In Saskatchewan, if the arbitration complies with the basic requirements of the relevant legislation (The Arbitration Act, 1992, or The International Commercial Arbitration Act), the arbitrator’s decision binds the parties and can be enforced like a judgment from a court.

Arbitration provides a way to work around court restrictions to resolve commercial disputes. Also, in Saskatchewan parties have a significant degree of freedom to set the procedure for their arbitration (see section 27 of The Arbitration Act, 1992 and article 24 of the UNCITRAL Model Law on International Commercial Arbitration, which is incorporated into Saskatchewan law by section 3 of The International Commercial Arbitration Act). Accordingly, arbitrations can be done in a way that does not require in-person attendance or the exchange of paper documents. For example, the parties can agree that the arbitrator will make his or her decision based only on written, electronic submissions and evidence, based on submissions and evidence delivered in a teleconference or videoconference, or a combination of the two. In these times of increasing reliance on videoconference as a substitute for in-person meetings to do one’s part to “flatten the curve,” the potential use of videoconference is attractive.

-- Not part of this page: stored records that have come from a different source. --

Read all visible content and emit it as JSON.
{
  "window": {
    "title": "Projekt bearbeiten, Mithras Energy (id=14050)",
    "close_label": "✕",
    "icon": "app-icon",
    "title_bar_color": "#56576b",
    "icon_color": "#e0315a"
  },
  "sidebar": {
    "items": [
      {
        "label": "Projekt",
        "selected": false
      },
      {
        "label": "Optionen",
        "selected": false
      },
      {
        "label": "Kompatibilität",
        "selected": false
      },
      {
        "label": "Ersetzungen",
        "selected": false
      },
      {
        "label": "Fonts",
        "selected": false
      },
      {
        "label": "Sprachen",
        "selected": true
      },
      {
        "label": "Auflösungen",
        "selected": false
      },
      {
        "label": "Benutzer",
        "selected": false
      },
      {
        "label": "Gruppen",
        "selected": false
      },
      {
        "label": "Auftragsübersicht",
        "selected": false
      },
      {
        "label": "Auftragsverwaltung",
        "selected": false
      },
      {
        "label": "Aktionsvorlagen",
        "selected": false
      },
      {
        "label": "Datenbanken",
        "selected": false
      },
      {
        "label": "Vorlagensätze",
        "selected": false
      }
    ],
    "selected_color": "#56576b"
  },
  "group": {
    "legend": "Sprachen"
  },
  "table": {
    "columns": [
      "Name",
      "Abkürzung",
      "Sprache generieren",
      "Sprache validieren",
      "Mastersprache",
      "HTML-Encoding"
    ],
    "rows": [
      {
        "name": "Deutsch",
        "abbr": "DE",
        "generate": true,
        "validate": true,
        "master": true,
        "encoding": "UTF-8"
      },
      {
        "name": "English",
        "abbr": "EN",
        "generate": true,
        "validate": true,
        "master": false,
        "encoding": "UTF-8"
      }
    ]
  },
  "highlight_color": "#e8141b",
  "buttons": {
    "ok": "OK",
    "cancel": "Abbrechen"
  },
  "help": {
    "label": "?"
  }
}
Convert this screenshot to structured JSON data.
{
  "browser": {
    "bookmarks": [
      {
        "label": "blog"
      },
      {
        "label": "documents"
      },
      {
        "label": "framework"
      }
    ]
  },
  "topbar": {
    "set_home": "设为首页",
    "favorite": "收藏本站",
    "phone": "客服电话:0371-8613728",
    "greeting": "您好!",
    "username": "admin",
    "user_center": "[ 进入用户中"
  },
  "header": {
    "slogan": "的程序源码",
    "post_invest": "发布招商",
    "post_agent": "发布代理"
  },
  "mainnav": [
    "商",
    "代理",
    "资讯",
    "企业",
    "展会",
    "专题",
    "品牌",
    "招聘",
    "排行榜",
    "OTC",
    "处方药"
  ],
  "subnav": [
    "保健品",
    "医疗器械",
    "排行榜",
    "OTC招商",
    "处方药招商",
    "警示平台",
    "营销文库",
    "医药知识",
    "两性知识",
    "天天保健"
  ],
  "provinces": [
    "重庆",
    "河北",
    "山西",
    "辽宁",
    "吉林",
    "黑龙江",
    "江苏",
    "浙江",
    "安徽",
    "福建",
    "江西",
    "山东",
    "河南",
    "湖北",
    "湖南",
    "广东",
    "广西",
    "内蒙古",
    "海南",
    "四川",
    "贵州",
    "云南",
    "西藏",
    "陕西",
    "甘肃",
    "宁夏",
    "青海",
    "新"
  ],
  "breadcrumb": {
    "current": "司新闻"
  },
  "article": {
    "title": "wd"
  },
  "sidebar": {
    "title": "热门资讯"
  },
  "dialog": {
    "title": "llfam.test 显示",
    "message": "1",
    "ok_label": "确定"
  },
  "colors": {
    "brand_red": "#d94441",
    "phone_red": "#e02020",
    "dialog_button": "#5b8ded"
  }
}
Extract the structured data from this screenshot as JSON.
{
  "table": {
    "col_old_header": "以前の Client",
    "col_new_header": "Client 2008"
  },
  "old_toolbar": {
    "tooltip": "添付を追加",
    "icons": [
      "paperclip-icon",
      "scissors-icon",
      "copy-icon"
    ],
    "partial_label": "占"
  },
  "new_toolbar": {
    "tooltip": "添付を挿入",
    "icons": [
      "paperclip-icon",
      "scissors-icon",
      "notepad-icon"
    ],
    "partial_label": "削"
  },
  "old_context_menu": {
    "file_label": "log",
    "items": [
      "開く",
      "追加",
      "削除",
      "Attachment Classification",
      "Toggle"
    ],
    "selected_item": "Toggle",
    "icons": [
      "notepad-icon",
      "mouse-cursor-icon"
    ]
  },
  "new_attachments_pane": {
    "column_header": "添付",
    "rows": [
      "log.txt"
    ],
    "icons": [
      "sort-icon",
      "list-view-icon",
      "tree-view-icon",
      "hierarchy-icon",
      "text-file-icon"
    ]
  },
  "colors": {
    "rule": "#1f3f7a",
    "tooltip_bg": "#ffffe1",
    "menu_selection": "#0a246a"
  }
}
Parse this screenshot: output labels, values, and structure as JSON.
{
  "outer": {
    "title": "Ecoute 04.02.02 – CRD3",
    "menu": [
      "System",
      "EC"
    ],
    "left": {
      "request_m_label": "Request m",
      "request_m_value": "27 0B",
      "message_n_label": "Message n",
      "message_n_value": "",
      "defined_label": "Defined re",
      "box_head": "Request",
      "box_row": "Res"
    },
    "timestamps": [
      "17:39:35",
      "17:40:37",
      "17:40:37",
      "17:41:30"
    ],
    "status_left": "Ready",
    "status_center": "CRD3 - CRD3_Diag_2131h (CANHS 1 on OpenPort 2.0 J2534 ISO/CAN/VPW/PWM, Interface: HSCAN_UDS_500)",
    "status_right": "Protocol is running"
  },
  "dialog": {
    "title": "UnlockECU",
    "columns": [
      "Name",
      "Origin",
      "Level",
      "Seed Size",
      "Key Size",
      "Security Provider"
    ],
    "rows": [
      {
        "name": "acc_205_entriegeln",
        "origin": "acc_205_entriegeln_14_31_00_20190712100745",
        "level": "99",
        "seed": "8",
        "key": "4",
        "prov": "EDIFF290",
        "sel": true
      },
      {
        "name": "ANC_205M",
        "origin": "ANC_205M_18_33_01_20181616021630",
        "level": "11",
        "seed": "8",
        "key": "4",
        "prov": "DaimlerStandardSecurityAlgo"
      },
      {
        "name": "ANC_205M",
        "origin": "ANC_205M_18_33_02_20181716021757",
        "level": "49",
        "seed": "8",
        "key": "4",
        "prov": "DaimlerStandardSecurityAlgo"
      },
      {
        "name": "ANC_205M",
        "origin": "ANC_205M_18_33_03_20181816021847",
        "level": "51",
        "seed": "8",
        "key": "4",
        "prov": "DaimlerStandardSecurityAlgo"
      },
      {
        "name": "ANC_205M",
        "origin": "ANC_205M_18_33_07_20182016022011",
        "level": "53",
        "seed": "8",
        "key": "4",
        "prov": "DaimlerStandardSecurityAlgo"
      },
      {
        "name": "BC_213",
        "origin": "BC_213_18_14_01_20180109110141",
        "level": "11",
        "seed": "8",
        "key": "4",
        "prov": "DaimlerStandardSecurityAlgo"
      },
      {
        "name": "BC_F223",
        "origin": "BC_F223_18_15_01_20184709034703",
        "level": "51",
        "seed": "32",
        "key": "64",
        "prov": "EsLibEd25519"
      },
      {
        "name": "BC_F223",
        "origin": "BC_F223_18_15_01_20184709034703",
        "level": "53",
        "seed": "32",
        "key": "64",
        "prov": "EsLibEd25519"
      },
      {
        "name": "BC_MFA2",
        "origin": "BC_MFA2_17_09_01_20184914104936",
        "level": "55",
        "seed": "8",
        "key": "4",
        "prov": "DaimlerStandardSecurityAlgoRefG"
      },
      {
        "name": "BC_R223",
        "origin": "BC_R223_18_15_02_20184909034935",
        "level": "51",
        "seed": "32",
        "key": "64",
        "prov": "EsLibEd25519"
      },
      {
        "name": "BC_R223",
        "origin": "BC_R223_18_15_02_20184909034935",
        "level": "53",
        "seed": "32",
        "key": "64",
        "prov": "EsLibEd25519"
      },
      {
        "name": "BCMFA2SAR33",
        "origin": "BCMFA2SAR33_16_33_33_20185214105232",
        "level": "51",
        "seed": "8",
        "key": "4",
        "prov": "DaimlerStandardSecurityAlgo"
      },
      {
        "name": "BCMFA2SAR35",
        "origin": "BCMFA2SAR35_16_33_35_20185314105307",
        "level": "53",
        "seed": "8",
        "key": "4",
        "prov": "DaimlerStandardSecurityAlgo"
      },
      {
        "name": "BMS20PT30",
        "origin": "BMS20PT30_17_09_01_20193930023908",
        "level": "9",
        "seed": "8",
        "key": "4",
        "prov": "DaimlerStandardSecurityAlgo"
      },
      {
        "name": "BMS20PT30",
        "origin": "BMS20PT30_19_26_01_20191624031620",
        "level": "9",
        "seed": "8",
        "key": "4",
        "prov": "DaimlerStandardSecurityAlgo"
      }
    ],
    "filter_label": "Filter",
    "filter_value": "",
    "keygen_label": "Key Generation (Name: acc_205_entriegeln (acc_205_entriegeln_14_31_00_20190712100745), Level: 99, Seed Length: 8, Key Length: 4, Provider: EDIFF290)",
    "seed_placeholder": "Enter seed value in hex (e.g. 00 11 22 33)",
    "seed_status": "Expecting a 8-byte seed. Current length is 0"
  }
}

Parties should discuss the technological requirements for their arbitration. While beyond the scope of this blog post, some items for consideration include:

What teleconference or videoconference software should be leveraged for conducting the arbitration hearing (i.e., giving oral evidence and making oral argument)?

What technology does each party need to have to ensure the proper functioning of the arbitration? For example, desktops/laptops, video cameras, microphones, and suitable internet connections.

What programs are to be leveraged for the secure and efficient exchange of documents between parties? Depending on the volume and confidentiality of the documents, email may not be sufficient, and parties may wish to explore secure file sharing programs or joint use of cloud-based electronic document discovery software.

Agreeing to Arbitration

In order to use arbitration to resolve a dispute, all parties to the dispute must agree to submit it to arbitration (see sections 3 and 6 of The Arbitration Act, 1992 and article 7 of the UNCITRAL Model Law on International Commercial Arbitration, which is incorporated into Saskatchewan law by section 3 of The International Commercial Arbitration Act). This is most commonly done before a dispute arises by including an “arbitration clause” in the agreement between the parties stating that any disputes under the agreement must be resolved by arbitration. One example of an arbitration clause can be found on the website of the Canadian Arbitration Association. If a dispute arises and there is no pre-existing arbitration clause in any agreement between the parties, the parties can make a separate agreement to submit the dispute to arbitration.

It may also be possible to submit to arbitration discrete issues that have arisen in the context of a claim that is already being litigated in court. For example, parties to a court action might agree to submit a summary judgment application that would otherwise have been decided by a judge to be decided by an arbitrator instead. This could be a useful option for ensuring that such disputes continue to progress toward resolution despite the COVID-19-related court restrictions.

Conclusion

Arbitration is an effective and flexible way of deciding commercial disputes. Further, as a result of the COVID-19 pandemic, arbitration may be the only option available to decide most commercial disputes in the coming months. All businesses should seek legal advice on including arbitration clauses in their agreements going forward. Businesses that are currently engaged in commercial disputes should seek legal advice on whether to submit them to arbitration.

The content of this article is intended to provide a general guide to the subject matter. Specialist advice should be sought about your specific circumstances.